Vergnüglicher Jahresausklang 2022 in Nordhausen

Liebe Daheimgebliebene, ihr seid es selber Schuld. Fast drei Jahre mussten wir auf das Treffen warten, das bisher schon fünfmal das Jahr zu einem guten Abschluss brachte. Die Gründe dafür sind längst noch nicht überwunden, doch dank einer nach bisheriger Einschätzung harmloseren Variante des Corona-Virus war es endlich wieder möglich, sich mit den Freunden des Lautsprecherbaus in größerer Zahl zusammenzusetzen und die Kreismusikschule in Nordhausen etwas zweckfern mit Konservenklängen aus selbst gebauten Holzkisten zu beschallen. Natürlich hielten wir uns testend und Hände waschend an die gebotenen Vorsichtsmaßnahmen.

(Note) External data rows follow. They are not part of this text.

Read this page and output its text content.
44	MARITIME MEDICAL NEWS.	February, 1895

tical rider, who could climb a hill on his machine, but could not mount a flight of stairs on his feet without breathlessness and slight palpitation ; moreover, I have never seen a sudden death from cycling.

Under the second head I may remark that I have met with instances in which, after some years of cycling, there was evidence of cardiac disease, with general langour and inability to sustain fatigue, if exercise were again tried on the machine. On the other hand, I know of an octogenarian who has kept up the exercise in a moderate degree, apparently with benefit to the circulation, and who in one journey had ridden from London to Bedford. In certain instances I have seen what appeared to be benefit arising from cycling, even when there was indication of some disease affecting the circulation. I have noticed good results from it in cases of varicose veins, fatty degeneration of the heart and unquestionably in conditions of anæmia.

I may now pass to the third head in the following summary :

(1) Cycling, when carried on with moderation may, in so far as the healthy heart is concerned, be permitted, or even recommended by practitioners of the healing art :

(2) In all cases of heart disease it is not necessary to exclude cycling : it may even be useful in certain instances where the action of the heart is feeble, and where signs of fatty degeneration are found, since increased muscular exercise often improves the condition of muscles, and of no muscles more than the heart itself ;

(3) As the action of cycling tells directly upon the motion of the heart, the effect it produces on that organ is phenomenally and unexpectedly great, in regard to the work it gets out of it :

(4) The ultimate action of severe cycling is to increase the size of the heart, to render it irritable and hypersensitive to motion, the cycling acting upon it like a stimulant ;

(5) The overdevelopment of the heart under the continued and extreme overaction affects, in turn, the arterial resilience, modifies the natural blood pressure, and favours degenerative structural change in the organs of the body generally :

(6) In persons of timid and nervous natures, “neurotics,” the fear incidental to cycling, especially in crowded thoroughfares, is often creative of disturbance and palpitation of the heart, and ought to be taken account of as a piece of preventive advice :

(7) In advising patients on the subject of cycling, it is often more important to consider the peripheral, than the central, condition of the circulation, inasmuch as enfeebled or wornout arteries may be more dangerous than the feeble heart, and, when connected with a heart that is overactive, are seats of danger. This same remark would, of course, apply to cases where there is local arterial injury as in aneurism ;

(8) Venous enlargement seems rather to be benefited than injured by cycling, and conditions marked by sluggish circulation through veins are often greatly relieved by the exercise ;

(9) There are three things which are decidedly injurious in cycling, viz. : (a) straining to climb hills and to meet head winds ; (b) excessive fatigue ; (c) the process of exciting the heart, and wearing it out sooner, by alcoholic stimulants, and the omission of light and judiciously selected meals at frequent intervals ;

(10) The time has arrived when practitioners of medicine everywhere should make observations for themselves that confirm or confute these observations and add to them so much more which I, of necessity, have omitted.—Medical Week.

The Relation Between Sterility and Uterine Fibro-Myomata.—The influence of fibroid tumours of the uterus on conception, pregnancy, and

Geschätzt 50 Mitglieder unserer Community nutzten die lang gemisste Gelegenheit, zehn weitere mussten zu aller Bedauern aus gesundheitlichen Gründen absagen, einem versagte das Auto auf der Autobahn den Besuch und – so ist es halt – viele hatte große Lust, aber keine Zeit, den Termin wahrzunehmen. Wer da war, weiß genau, was sie verpasst haben. Es war wieder der große Spaß, der alle bisherigen Events auszeichnete.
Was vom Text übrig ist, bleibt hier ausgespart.